The most striking worship celebrations of the Christian church happen every year at the end of the Lenten season. There is no greater contrast between darkness and light than the eclipse and glory that were experienced by Jesus’ disciples between the Last Supper and Easter morning. For centuries, Christians have marked the progression of these events through worship. They reenact these bedrock events to honor Christ, celebrate salvation, and grow in the way of Jesus through imitation and reflection. This period of time in the Church’s calendar has traditionally been referred to as the Paschal Triduum or “The Three Days.”

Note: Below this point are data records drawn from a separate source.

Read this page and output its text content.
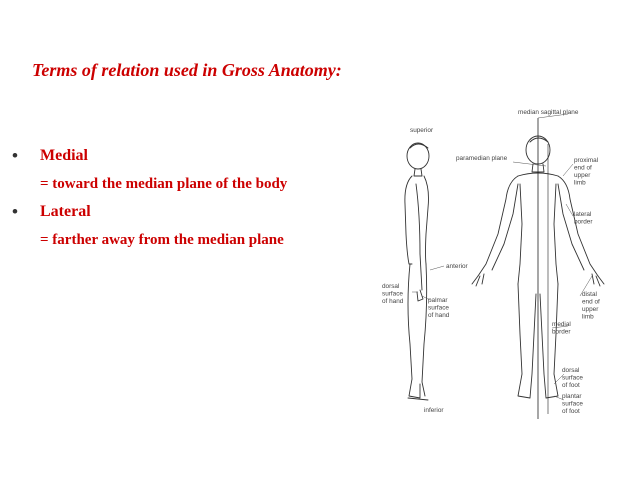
Terms of relation used in Gross Anatomy:
• Medial
= toward the median plane of the body
• Lateral
= farther away from the median plane
median sagittal plane
superior
paramedian plane	proximal end of upper limb
lateral border
anterior
dorsal surface of hand	palmar surface of hand
distal end of upper limb
medial border
dorsal surface of foot
plantar surface of foot
inferior
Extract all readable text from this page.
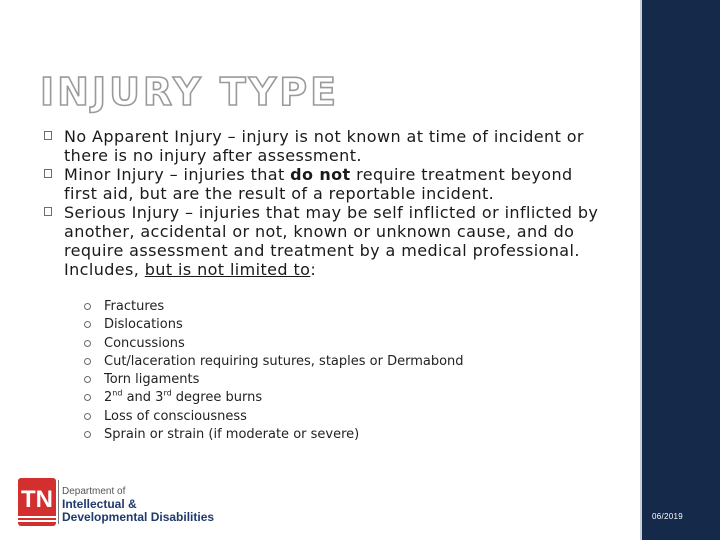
INJURY TYPE
No Apparent Injury – injury is not known at time of incident or there is no injury after assessment.
Minor Injury – injuries that do not require treatment beyond first aid, but are the result of a reportable incident.
Serious Injury – injuries that may be self inflicted or inflicted by another, accidental or not, known or unknown cause, and do require assessment and treatment by a medical professional. Includes, but is not limited to:
Fractures
Dislocations
Concussions
Cut/laceration requiring sutures, staples or Dermabond
Torn ligaments
2nd and 3rd degree burns
Loss of consciousness
Sprain or strain (if moderate or severe)
TN Department of
Intellectual &
Developmental Disabilities	06/2019
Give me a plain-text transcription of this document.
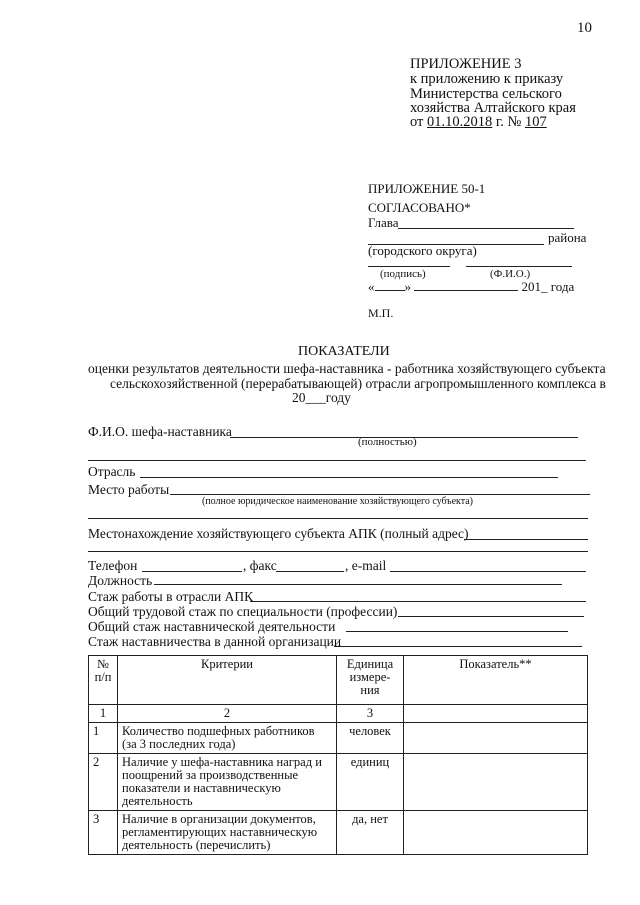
10
ПРИЛОЖЕНИЕ 3
к приложению к приказу
Министерства сельского
хозяйства Алтайского края
от 01.10.2018 г. № 107
ПРИЛОЖЕНИЕ 50-1
СОГЛАСОВАНО*
Глава
района
(городского округа)
(подпись)	(Ф.И.О.)
« »	201_ года
М.П.
ПОКАЗАТЕЛИ
оценки результатов деятельности шефа-наставника - работника хозяйствующего субъекта
сельскохозяйственной (перерабатывающей) отрасли агропромышленного комплекса в
20___году
Ф.И.О. шефа-наставника
(полностью)
Отрасль
Место работы
(полное юридическое наименование хозяйствующего субъекта)
Местонахождение хозяйствующего субъекта АПК (полный адрес)
Телефон	, факс	, e-mail
Должность
Стаж работы в отрасли АПК
Общий трудовой стаж по специальности (профессии)
Общий стаж наставнической деятельности
Стаж наставничества в данной организации
№ п/п	Критерии	Единица измере-ния	Показатель**
1	2	3	
1	Количество подшефных работников (за 3 последних года)	человек	
2	Наличие у шефа-наставника наград и поощрений за производственные показатели и наставническую деятельность	единиц	
3	Наличие в организации документов, регламентирующих наставническую деятельность (перечислить)	да, нет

“The events framed by Jesus’ entry into Jerusalem and his resurrection are some of the most dramatic and theologically important of the entire scriptural narrative. These days feature not only the drama of the triumphal entry, trial, last supper, and crucifixion but also Jesus’ poignant prayers and prophetic teachings. John’s gospel devotes eight of its twenty-one chapters to this week alone—reminding us of a common observation that the gospels are “passion narratives with long introductions.” The week begins with Passion/Palm Sunday and ends with the “three days” (also called the Triduum, from sunset on Thursday to sunset on Easter Day), the period during which we mark Jesus’ trial, death, and resurrection.”
-from The Worship Sourcebook, 2nd Edition.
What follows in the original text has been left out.